In a recently unsealed qui tam action filed under New York State’s False Claims Act, a former lawyer with Vanguard Group Inc. claims that the company has been evading more than $1 billion in federal taxes and more than $20 million in New York State taxes. State of New York ex rel David Danon v. Vanguard Group, Inc., No. 100711-13 (Sup. Ct, N.Y. Cnty, May 8, 2013).
The complaint alleges that Vanguard has “operated as an illegal tax shelter for nearly forty years,” relying, among other arguments, on contentions that Vanguard did not file income tax returns before 2011, despite “clearly meeting the ‘doing business/nexus’ standard”; on claims that, when Vanguard did begin filing returns, it did not follow New York’s shareholder sourcing rules for apportionment; and on claims that it “violate[d]” New York Tax Law Section 211.5 and Internal Revenue Code Section 482 by providing services to related parties – the Vanguard group of mutual funds – at artificially low prices.
The complaint also alleges that Vanguard “knowingly and fraudulently” failed to pay tax on its $1.5 billion “Contingency Reserve,” violating the principle that income is taxable when it is actually or constructively received or due and payable. The complaint further claims that Vanguard’s failure to include the Contingency Reserve on its “IRS Uncertain Tax Positions Schedule (the ‘Schedule UTP’)” constitutes a “fraudulent effort to conceal” the inaccurate reporting of its Contingency Reserve.
Unlike the situation in State of New York v. Sprint Nextel Corp., 114 A.D. 3d 622, leave to appeal granted (1st Dep’t June 12, 2014), where the State Attorney General took over prosecution of the suit, here the Attorney General, after investigation, has declined to convert the case into a civil enforcement action, so the case is being brought by the whistleblower himself. He has also included conspiracy allegations, and claims that he was retaliated against by having been demoted and discharged by the company. He is seeking between 15 and 30 percent of all funds obtained by state and local governments.
The complaint was originally filed under seal in 2013, and then unsealed this summer and made widely available on the Internet. After application by Vanguard on August 15, 2014, the court redacted from the public file certain paragraphs of the complaint, although the publicly available docket file does not specify the protected paragraphs. Vanguard has stated that it denies the allegations and intends to defend itself vigorously.
This complaint raises many novel and troublesome questions. It is the first large corporate income tax case made public under the New York False Claims Act, and the first to include a retaliation claim. According to press reports, the attorney for Mr. Danon, the whistleblower, has said that New York was chosen as the location for the lawsuit because it is the only jurisdiction in the United States that has a False Claims Act that would cover these claims, raising the question of whether New York’s statute will result in the filing of more such claims here because of such a uniquely wide-reaching statute, and whether it is an appropriate role for the New York courts to hear what may be increasingly dramatic claims of widespread alleged tax violations brought by whistleblowers seeking large recoveries.

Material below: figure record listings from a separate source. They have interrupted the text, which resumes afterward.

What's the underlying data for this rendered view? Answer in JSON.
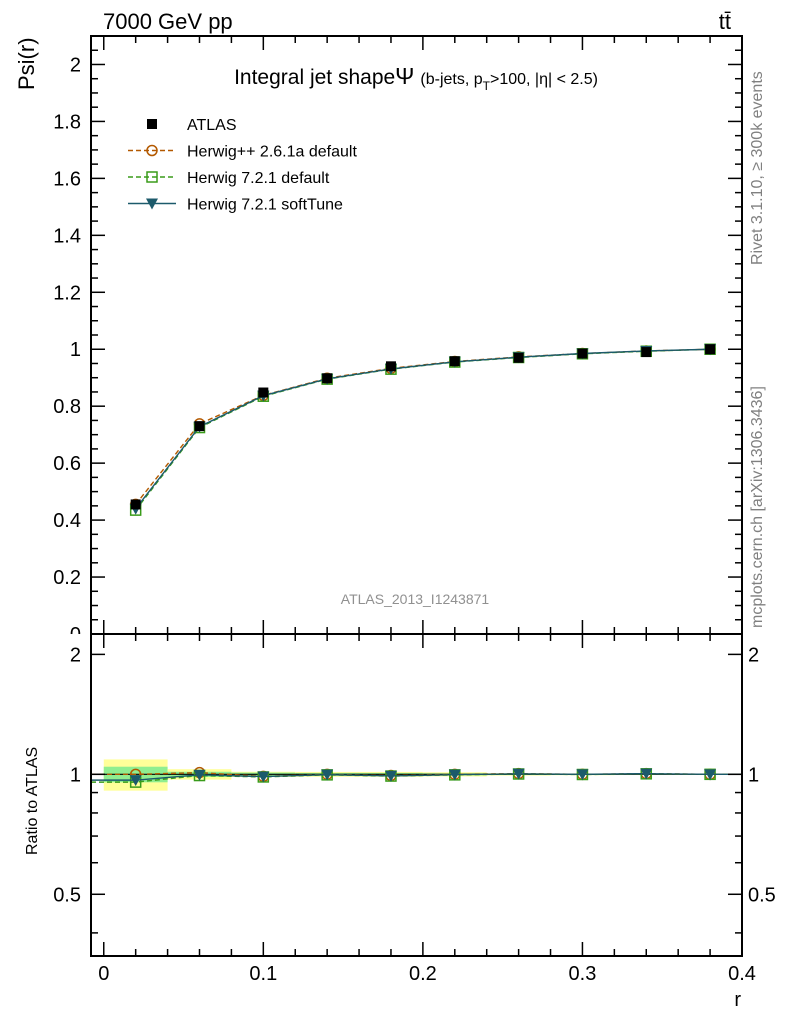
{
  "header": {
    "energy_label": "7000 GeV pp",
    "process_label": "tt̄",
    "rivet_label": "Rivet 3.1.10, ≥ 300k events",
    "mcplots_label": "mcplots.cern.ch [arXiv:1306.3436]",
    "analysis_label": "ATLAS_2013_I1243871"
  },
  "colors": {
    "atlas": "#000000",
    "herwigpp": "#b35900",
    "herwig721": "#3a9c1a",
    "softtune": "#1c5a6b",
    "band_inner": "#90ee90",
    "band_outer": "#ffff99"
  },
  "chart_data": [
    {
      "type": "line",
      "panel": "main",
      "title": "Integral jet shape Ψ (b-jets, p_T>100, |η| < 2.5)",
      "title_parts": {
        "main": "Integral jet shape",
        "psi": "Ψ",
        "cut_pre": "(b-jets, p",
        "cut_sub": "T",
        "cut_post": ">100, |η| < 2.5)"
      },
      "xlabel": "r",
      "ylabel": "Psi(r)",
      "xlim": [
        -0.008,
        0.4
      ],
      "ylim": [
        0,
        2.1
      ],
      "x_ticks": [
        "0",
        "0.1",
        "0.2",
        "0.3",
        "0.4"
      ],
      "y_ticks": [
        "0.2",
        "0.4",
        "0.6",
        "0.8",
        "1",
        "1.2",
        "1.4",
        "1.6",
        "1.8",
        "2"
      ],
      "legend_position": "top-left",
      "x": [
        0.02,
        0.06,
        0.1,
        0.14,
        0.18,
        0.22,
        0.26,
        0.3,
        0.34,
        0.38
      ],
      "series": [
        {
          "name": "ATLAS",
          "marker": "square",
          "values": [
            0.455,
            0.73,
            0.848,
            0.898,
            0.94,
            0.958,
            0.97,
            0.985,
            0.99,
            1.0
          ]
        },
        {
          "name": "Herwig++ 2.6.1a default",
          "marker": "circle",
          "values": [
            0.455,
            0.738,
            0.838,
            0.898,
            0.933,
            0.957,
            0.973,
            0.985,
            0.994,
            1.0
          ]
        },
        {
          "name": "Herwig 7.2.1 default",
          "marker": "open-square",
          "values": [
            0.435,
            0.725,
            0.835,
            0.895,
            0.93,
            0.955,
            0.971,
            0.984,
            0.993,
            1.0
          ]
        },
        {
          "name": "Herwig 7.2.1 softTune",
          "marker": "triangle-down",
          "values": [
            0.44,
            0.728,
            0.837,
            0.896,
            0.931,
            0.956,
            0.972,
            0.985,
            0.994,
            1.0
          ]
        }
      ]
    },
    {
      "type": "line",
      "panel": "ratio",
      "xlabel": "r",
      "ylabel": "Ratio to ATLAS",
      "xlim": [
        -0.008,
        0.4
      ],
      "ylim": [
        0.35,
        2.25
      ],
      "y_ticks": [
        "0.5",
        "1",
        "2"
      ],
      "x": [
        0.02,
        0.06,
        0.1,
        0.14,
        0.18,
        0.22,
        0.26,
        0.3,
        0.34,
        0.38
      ],
      "bands": [
        {
          "x0": 0.0,
          "x1": 0.04,
          "inner": [
            0.955,
            1.045
          ],
          "outer": [
            0.91,
            1.09
          ]
        },
        {
          "x0": 0.04,
          "x1": 0.08,
          "inner": [
            0.985,
            1.015
          ],
          "outer": [
            0.97,
            1.03
          ]
        },
        {
          "x0": 0.08,
          "x1": 0.12,
          "inner": [
            0.99,
            1.01
          ],
          "outer": [
            0.985,
            1.015
          ]
        },
        {
          "x0": 0.12,
          "x1": 0.16,
          "inner": [
            0.992,
            1.008
          ],
          "outer": [
            0.986,
            1.014
          ]
        },
        {
          "x0": 0.16,
          "x1": 0.2,
          "inner": [
            0.992,
            1.008
          ],
          "outer": [
            0.986,
            1.014
          ]
        },
        {
          "x0": 0.2,
          "x1": 0.24,
          "inner": [
            0.994,
            1.006
          ],
          "outer": [
            0.988,
            1.012
          ]
        },
        {
          "x0": 0.24,
          "x1": 0.28,
          "inner": [
            0.996,
            1.004
          ],
          "outer": [
            0.993,
            1.007
          ]
        },
        {
          "x0": 0.28,
          "x1": 0.32,
          "inner": [
            0.997,
            1.003
          ],
          "outer": [
            0.995,
            1.005
          ]
        },
        {
          "x0": 0.32,
          "x1": 0.36,
          "inner": [
            0.998,
            1.002
          ],
          "outer": [
            0.996,
            1.004
          ]
        },
        {
          "x0": 0.36,
          "x1": 0.4,
          "inner": [
            0.999,
            1.001
          ],
          "outer": [
            0.998,
            1.002
          ]
        }
      ],
      "series": [
        {
          "name": "Herwig++ 2.6.1a default",
          "values": [
            1.0,
            1.01,
            0.988,
            1.0,
            0.993,
            1.0,
            1.004,
            1.0,
            1.004,
            1.0
          ]
        },
        {
          "name": "Herwig 7.2.1 default",
          "values": [
            0.956,
            0.993,
            0.985,
            0.997,
            0.99,
            0.997,
            1.002,
            0.999,
            1.003,
            1.0
          ]
        },
        {
          "name": "Herwig 7.2.1 softTune",
          "values": [
            0.967,
            0.997,
            0.987,
            0.998,
            0.991,
            0.998,
            1.003,
            1.0,
            1.004,
            1.0
          ]
        }
      ]
    }
  ]
}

While it is difficult to evaluate the merits of most of the lawsuit’s claims without further information, the claim that a New York taxpayer committed fraud by “violating” Tax Law Section 211.5 seems particularly tenuous, since it is a discretionary statute, allowing the Department the discretion to adjust intercompany pricing if it finds that any agreement or understanding between the taxpayer and a related party has resulted in an inaccurate reflection of the taxpayer’s income. Nothing in Section 211.5 imposes an affirmative obligation on a company to make pricing adjustments, so it is hard to understand how a claim of fraud could be based on “violating” this statute.
In addition, there have been press reports that Mr. Danon has also filed a whistleblower claim with the Securities and Exchange Commission, and that Vanguard has demanded from Mr. Danon’s attorney the return of confidential documents allegedly taken from the company when he was employed there as an attorney. The fact that Mr. Danon is an attorney also raises important issues about whether in-house lawyers can use information they learned from their confidential relationship with their employer-clients to file public claims based on such information, and profitthereby under the provisions of False Claims Acts that allow whistleblowers to receive portions of the monies recovered by the government.